Operations may be perfonned by analog circuitry or by a microprocessor executing software that performs the equivalent of the analog operation. Signal lines may be implemented as discrete analog or digital signal lines, as a discrete digital signal line with appropriate signal processing that is able to process separate signals, and/or as elements of a wireless communication system.
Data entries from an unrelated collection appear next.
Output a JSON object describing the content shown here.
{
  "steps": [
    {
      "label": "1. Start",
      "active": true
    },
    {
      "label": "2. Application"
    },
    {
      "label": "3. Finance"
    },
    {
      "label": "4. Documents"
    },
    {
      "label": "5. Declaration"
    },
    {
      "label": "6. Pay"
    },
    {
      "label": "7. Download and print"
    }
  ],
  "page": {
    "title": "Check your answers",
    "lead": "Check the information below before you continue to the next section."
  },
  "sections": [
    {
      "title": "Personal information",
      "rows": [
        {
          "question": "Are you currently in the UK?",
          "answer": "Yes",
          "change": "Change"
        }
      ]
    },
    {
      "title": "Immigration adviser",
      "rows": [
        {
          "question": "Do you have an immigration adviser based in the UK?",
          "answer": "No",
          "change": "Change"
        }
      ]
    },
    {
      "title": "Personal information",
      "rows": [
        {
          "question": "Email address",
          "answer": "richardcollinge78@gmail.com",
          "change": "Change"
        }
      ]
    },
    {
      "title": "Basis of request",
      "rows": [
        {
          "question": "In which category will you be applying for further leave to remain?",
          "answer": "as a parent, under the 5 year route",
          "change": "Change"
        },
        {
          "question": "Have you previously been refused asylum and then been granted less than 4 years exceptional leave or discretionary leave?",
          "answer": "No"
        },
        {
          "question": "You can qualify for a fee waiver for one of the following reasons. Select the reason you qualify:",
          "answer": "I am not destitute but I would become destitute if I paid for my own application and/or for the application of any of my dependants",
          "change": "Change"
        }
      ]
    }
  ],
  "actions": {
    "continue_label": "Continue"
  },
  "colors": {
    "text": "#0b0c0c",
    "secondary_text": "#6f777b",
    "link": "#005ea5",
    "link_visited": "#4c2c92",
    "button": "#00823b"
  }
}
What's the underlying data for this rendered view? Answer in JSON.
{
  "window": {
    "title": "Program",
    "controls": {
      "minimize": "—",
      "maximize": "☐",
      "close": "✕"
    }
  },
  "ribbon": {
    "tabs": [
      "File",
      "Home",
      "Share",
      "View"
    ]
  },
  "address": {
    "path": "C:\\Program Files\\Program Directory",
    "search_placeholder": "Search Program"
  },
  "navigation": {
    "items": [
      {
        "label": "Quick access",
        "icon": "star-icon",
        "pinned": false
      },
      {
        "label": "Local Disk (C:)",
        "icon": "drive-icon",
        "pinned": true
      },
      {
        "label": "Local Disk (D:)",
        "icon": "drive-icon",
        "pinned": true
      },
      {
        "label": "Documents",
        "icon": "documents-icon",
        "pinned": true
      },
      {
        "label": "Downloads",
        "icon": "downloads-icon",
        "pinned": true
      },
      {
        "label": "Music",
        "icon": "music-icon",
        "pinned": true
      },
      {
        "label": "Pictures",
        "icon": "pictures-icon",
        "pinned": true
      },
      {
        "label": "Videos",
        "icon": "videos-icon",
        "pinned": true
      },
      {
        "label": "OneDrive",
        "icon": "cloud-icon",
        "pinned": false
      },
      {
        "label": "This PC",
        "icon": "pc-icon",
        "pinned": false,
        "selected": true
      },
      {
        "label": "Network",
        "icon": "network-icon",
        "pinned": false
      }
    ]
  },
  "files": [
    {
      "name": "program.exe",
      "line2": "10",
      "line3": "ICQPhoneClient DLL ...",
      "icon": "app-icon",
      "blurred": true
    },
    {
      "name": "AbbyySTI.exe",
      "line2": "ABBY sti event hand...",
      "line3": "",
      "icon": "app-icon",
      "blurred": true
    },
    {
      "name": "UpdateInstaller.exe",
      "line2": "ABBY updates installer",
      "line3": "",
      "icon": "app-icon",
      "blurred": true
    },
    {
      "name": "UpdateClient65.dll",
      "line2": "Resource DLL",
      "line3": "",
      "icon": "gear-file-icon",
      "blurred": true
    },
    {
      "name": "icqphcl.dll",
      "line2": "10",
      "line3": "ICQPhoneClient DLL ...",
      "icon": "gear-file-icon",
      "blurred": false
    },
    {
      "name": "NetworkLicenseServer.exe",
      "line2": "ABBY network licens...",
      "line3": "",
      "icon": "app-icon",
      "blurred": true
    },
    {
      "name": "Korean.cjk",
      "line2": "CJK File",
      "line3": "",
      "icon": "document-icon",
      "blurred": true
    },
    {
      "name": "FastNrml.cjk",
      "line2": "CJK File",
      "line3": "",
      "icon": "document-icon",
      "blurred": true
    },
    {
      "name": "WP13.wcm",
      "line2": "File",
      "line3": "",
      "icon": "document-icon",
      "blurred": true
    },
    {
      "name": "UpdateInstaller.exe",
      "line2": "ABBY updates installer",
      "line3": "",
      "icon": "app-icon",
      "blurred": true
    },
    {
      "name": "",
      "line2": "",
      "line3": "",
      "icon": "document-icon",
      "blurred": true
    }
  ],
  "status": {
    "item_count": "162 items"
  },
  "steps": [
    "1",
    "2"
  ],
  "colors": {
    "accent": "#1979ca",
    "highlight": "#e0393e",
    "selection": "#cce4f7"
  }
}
[0030] When processes are represented or implied in the block diagram, the steps may be performed by one element or a plurality of elements. The steps may be performed together or at different times. The elements that perform the activities may be physically the same or proximate one another, or may be physically separate. One element may perform the actions of more than one block. Audio signals may be encoded or not, and may be transmitted in either digital or analog form. Conventional audio signal processing equipment and operations are in some cases omitted from the drawing. [0031] A number of implementations have been described. Nevertheless, it will be understood that additional modifications may be made without departing from the scope of the inventive concepts described herein, and, accordingly, other embodiments are within the scope of the following claims.